Uit verschillende onderzoeken blijkt dat al het voorgaande leidt tot het ultieme voordeel van ondersteunende KPI’s: het verhoogt de prestaties van afdelingen en medewerkers.

  • Chapman and Kihn (2009) onderzochten hoe de verschillende kenmerken van ondersteunende informatiesystemen (herstel, interne transparantie, brede transparantie en flexibiliteit) samen hangen met de financiële prestaties, marktprestaties en sociale prestaties van de business unit. De financiele prestaties zijn het gevolg van meer mogelijkheden tot herstel, interne transparantie en flexibiliteit. De marktprestaties worden beïnvloed door de mogelijkheden tot herstel en de brede transparantie van het systeem. Brede transparantie zorgt ook voor betere sociale prestaties.

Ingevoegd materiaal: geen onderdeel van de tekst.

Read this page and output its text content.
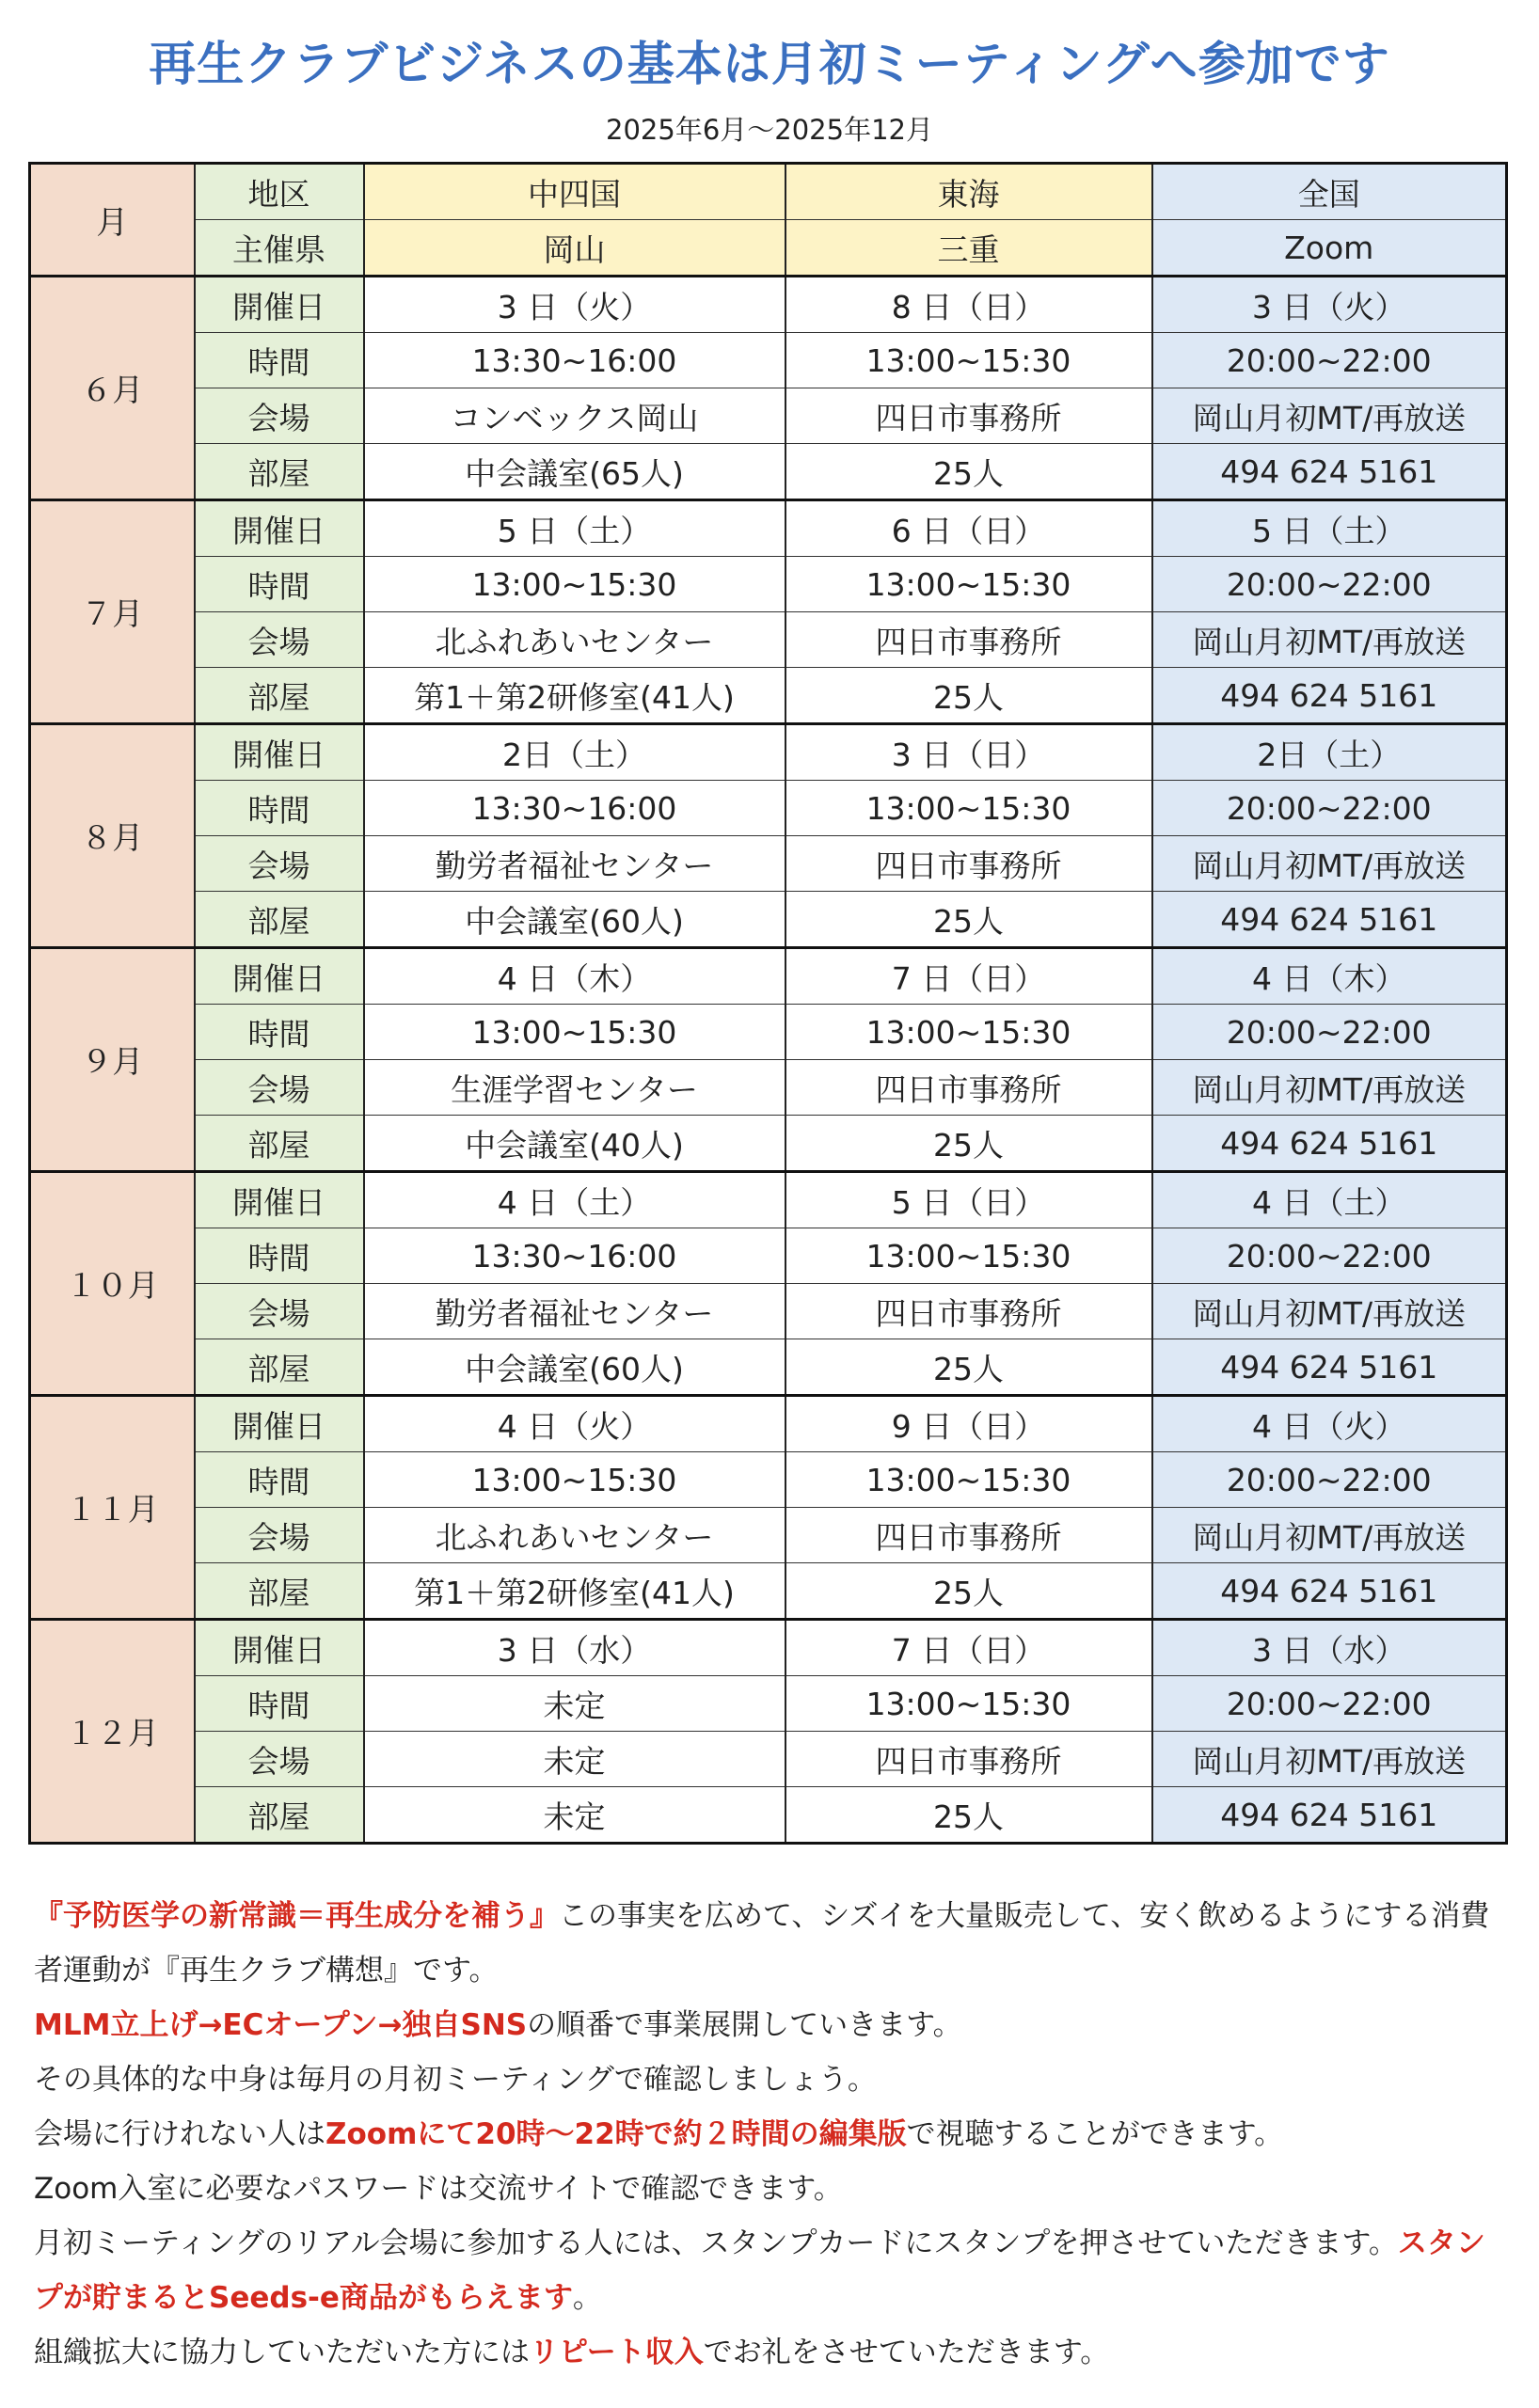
再生クラブビジネスの基本は月初ミーティングへ参加です
2025年6月～2025年12月
月	地区	中四国	東海	全国
	主催県	岡山	三重	Zoom
６月	開催日	3 日（火）	8 日（日）	3 日（火）
	時間	13:30~16:00	13:00~15:30	20:00~22:00
	会場	コンベックス岡山	四日市事務所	岡山月初MT/再放送
	部屋	中会議室(65人)	25人	494 624 5161
７月	開催日	5 日（土）	6 日（日）	5 日（土）
	時間	13:00~15:30	13:00~15:30	20:00~22:00
	会場	北ふれあいセンター	四日市事務所	岡山月初MT/再放送
	部屋	第1＋第2研修室(41人)	25人	494 624 5161
８月	開催日	2日（土）	3 日（日）	2日（土）
	時間	13:30~16:00	13:00~15:30	20:00~22:00
	会場	勤労者福祉センター	四日市事務所	岡山月初MT/再放送
	部屋	中会議室(60人)	25人	494 624 5161
９月	開催日	4 日（木）	7 日（日）	4 日（木）
	時間	13:00~15:30	13:00~15:30	20:00~22:00
	会場	生涯学習センター	四日市事務所	岡山月初MT/再放送
	部屋	中会議室(40人)	25人	494 624 5161
１０月	開催日	4 日（土）	5 日（日）	4 日（土）
	時間	13:30~16:00	13:00~15:30	20:00~22:00
	会場	勤労者福祉センター	四日市事務所	岡山月初MT/再放送
	部屋	中会議室(60人)	25人	494 624 5161
１１月	開催日	4 日（火）	9 日（日）	4 日（火）
	時間	13:00~15:30	13:00~15:30	20:00~22:00
	会場	北ふれあいセンター	四日市事務所	岡山月初MT/再放送
	部屋	第1＋第2研修室(41人)	25人	494 624 5161
１２月	開催日	3 日（水）	7 日（日）	3 日（水）
	時間	未定	13:00~15:30	20:00~22:00
	会場	未定	四日市事務所	岡山月初MT/再放送
	部屋	未定	25人	494 624 5161

『予防医学の新常識＝再生成分を補う』この事実を広めて、シズイを大量販売して、安く飲めるようにする消費者運動が『再生クラブ構想』です。

MLM立上げ→ECオープン→独自SNSの順番で事業展開していきます。

その具体的な中身は毎月の月初ミーティングで確認しましょう。

会場に行けれない人はZoomにて20時～22時で約２時間の編集版で視聴することができます。

Zoom入室に必要なパスワードは交流サイトで確認できます。

月初ミーティングのリアル会場に参加する人には、スタンプカードにスタンプを押させていただきます。スタンプが貯まるとSeeds-e商品がもらえます。

組織拡大に協力していただいた方にはリピート収入でお礼をさせていただきます。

  • Mahama and Cheng (2013) vonden dat de verhoging van medewerkersprestaties komt doordat ondersteunende systemen intensiever gebruikt worden. Dat intensievere gebruik zorgt ervoor dat medewerkers zich zekerder voelen over wat ze kunnen en die zelfverzekerdheid zorgt voor betere prestaties. Een vergelijkbaar resultaat is gevonden door Groen, Wilderom en Wouters (2017). In dat onderzoek kwam de verhoging van de zelfverzekerheid door de hogere kwaliteit van de KPI’s als gevolg van de invloed die medewerkers hadden gehad op de ontwikkeling van de KPI’s.

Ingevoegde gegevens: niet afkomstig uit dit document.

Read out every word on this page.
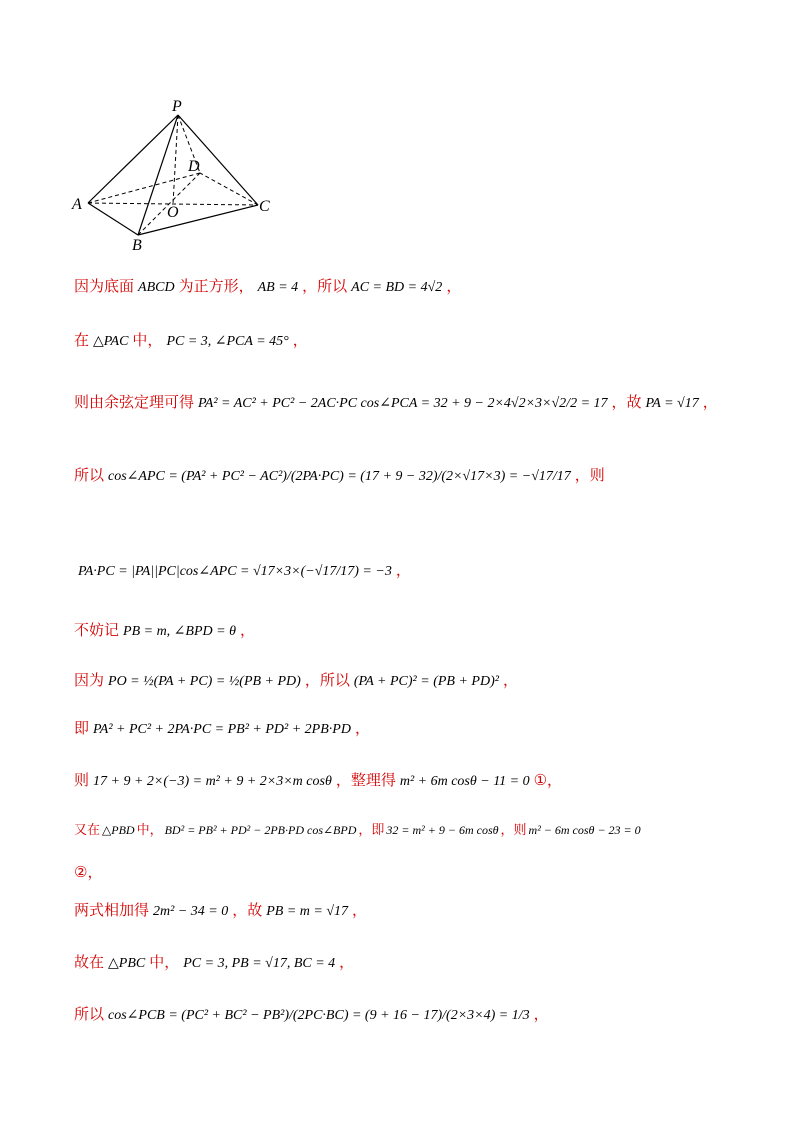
P
D
A	O	C
B
因为底面 ABCD 为正方形， AB = 4 ，所以 AC = BD = 4√2 ，
在 △PAC 中， PC = 3, ∠PCA = 45° ，
则由余弦定理可得 PA² = AC² + PC² − 2AC·PC cos∠PCA = 32 + 9 − 2×4√2×3×√2/2 = 17 ，故 PA = √17 ，
所以 cos∠APC = (PA² + PC² − AC²)/(2PA·PC) = (17 + 9 − 32)/(2×√17×3) = −√17/17 ，则
PA·PC = |PA||PC|cos∠APC = √17×3×(−√17/17) = −3 ，
不妨记 PB = m, ∠BPD = θ ，
因为 PO = ½(PA + PC) = ½(PB + PD) ，所以 (PA + PC)² = (PB + PD)² ，
即 PA² + PC² + 2PA·PC = PB² + PD² + 2PB·PD ，
则 17 + 9 + 2×(−3) = m² + 9 + 2×3×m cosθ ，整理得 m² + 6m cosθ − 11 = 0 ①，
又在 △PBD 中， BD² = PB² + PD² − 2PB·PD cos∠BPD ，即 32 = m² + 9 − 6m cosθ ，则 m² − 6m cosθ − 23 = 0
②，
两式相加得 2m² − 34 = 0 ，故 PB = m = √17 ，
故在 △PBC 中， PC = 3, PB = √17, BC = 4 ，
所以 cos∠PCB = (PC² + BC² − PB²)/(2PC·BC) = (9 + 16 − 17)/(2×3×4) = 1/3 ，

  • Groen, Wouters en Wilderom (2012) onderzochten de effecten van het samen ontwikkelen van KPI’s met de monteurs van de bottelarij van een Nederlandse drankenfabrikant. Veel van de nieuwe KPI’s werden gemaakt op basis van gegevens die al in de bestaande systemen te vinden was. Daardoor kon met terugwerkende kracht worden gekeken naar de prestaties van de afdeling. Hieruit bleek dat de prestaties op sommige KPI’s al direct verhoogden in de maand nadat de eerste versie van de KPI gemaakt was. Op andere KPI’s was die verbetering op dat moment nog minder duidelijk, maar verhoogde de prestaties zodra de relevantie van die KPI werd aangetoond door te laten zien hoeveel geld ermee gemoeid was (zie ook het artikel ‘Wat zijn KPI’s’). De hoofdreden voor deze prestatieverbetering was dat de monteurs meer verbeterinitiatieven namen.

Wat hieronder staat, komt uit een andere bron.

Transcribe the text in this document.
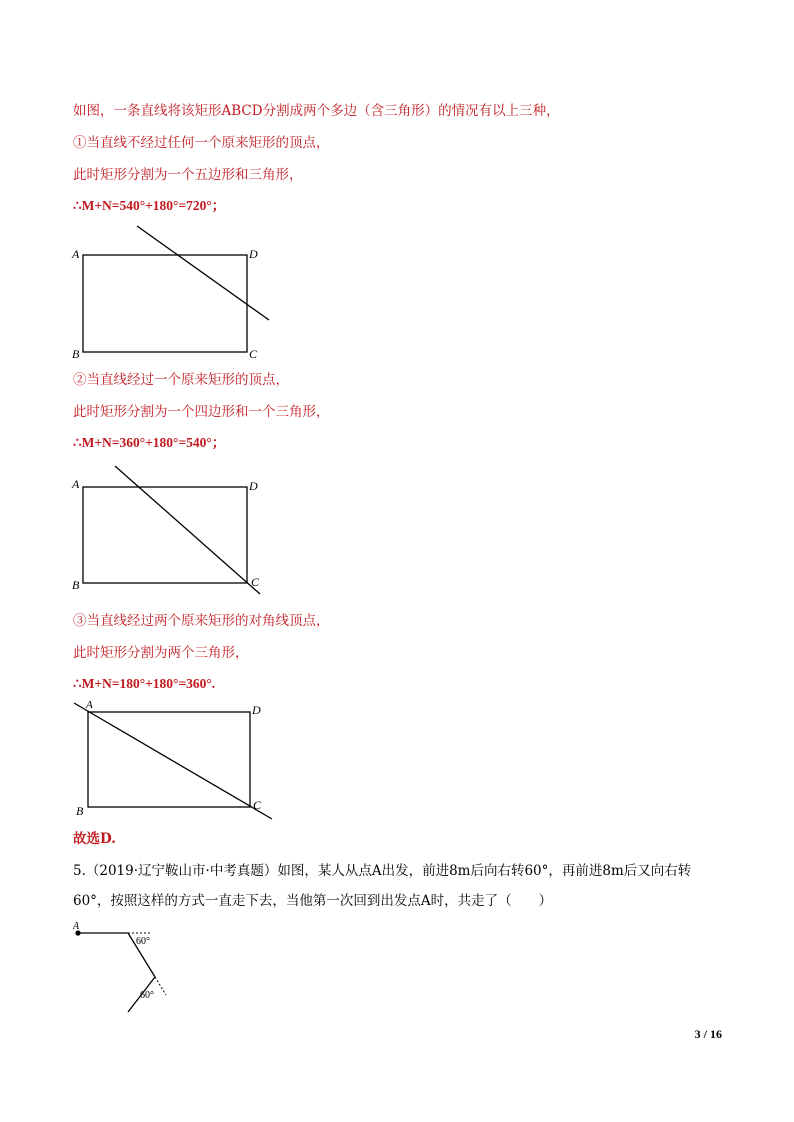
如图，一条直线将该矩形ABCD分割成两个多边（含三角形）的情况有以上三种，
①当直线不经过任何一个原来矩形的顶点，
此时矩形分割为一个五边形和三角形，
∴M+N=540°+180°=720°；
A	D
B	C
②当直线经过一个原来矩形的顶点，
此时矩形分割为一个四边形和一个三角形，
∴M+N=360°+180°=540°；
A	D
B	C
③当直线经过两个原来矩形的对角线顶点，
此时矩形分割为两个三角形，
∴M+N=180°+180°=360°.
A	D
B	C
故选D.
5.（2019·辽宁鞍山市·中考真题）如图，某人从点A出发，前进8m后向右转60°，再前进8m后又向右转
60°，按照这样的方式一直走下去，当他第一次回到出发点A时，共走了（　　）
A
60°
60°
3 / 16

  • Groen, Wouters en Wilderom (2017) vonden dat de betere kwaliteit van de KPI´s als gevolg van participatie van medewerkers in het ontwikkelproces (zie hierboven), ervoor zorgde dat leidinggevenden meer gebruik maakten van deze KPI’s. Vooral wanneer de leidinggevende de KPI’s gebruikten om het gesprek aan te gaan met medewerkers over hun prestaties, zorgde dit voor betere prestaties van de medewerkers. Daadwerkelijke beloningen hadden geen tot een negatief effect.
  • Burney, Radtke en Widener (2017) onderzochten of er ook omstandigheden zijn waarin ondersteunende prestatiemeting een negatief effect heeft op prestaties. Ze vonden dat ondersteunende KPI’s leiden tot meer contraproductief gedrag wanneer zij op een afdeling werken waar het algemeen geaccepteerd is dat iedereen vooral aan zichzelf denkt. Op zulke afdelingen wordt waarschijnijk misbruik gemaakt van de vrijheid die een ondersteunend systeem geeft en is een onderdrukkend systeem passender. Toch vonden ook zij dat een ondersteunend systeem gemiddeld gezien een positief effect had op de prestaties.

Conclusie

Gezien de vele voordelen lijkt het een goed idee om serieus te overwegen om in jouw organisatie ondersteunende KPI’s te gebruiken. In de komende artikelen zal ik meer vertellen hoe je ondersteunende KPI’s ontwikkelt, invoert en gebruikt.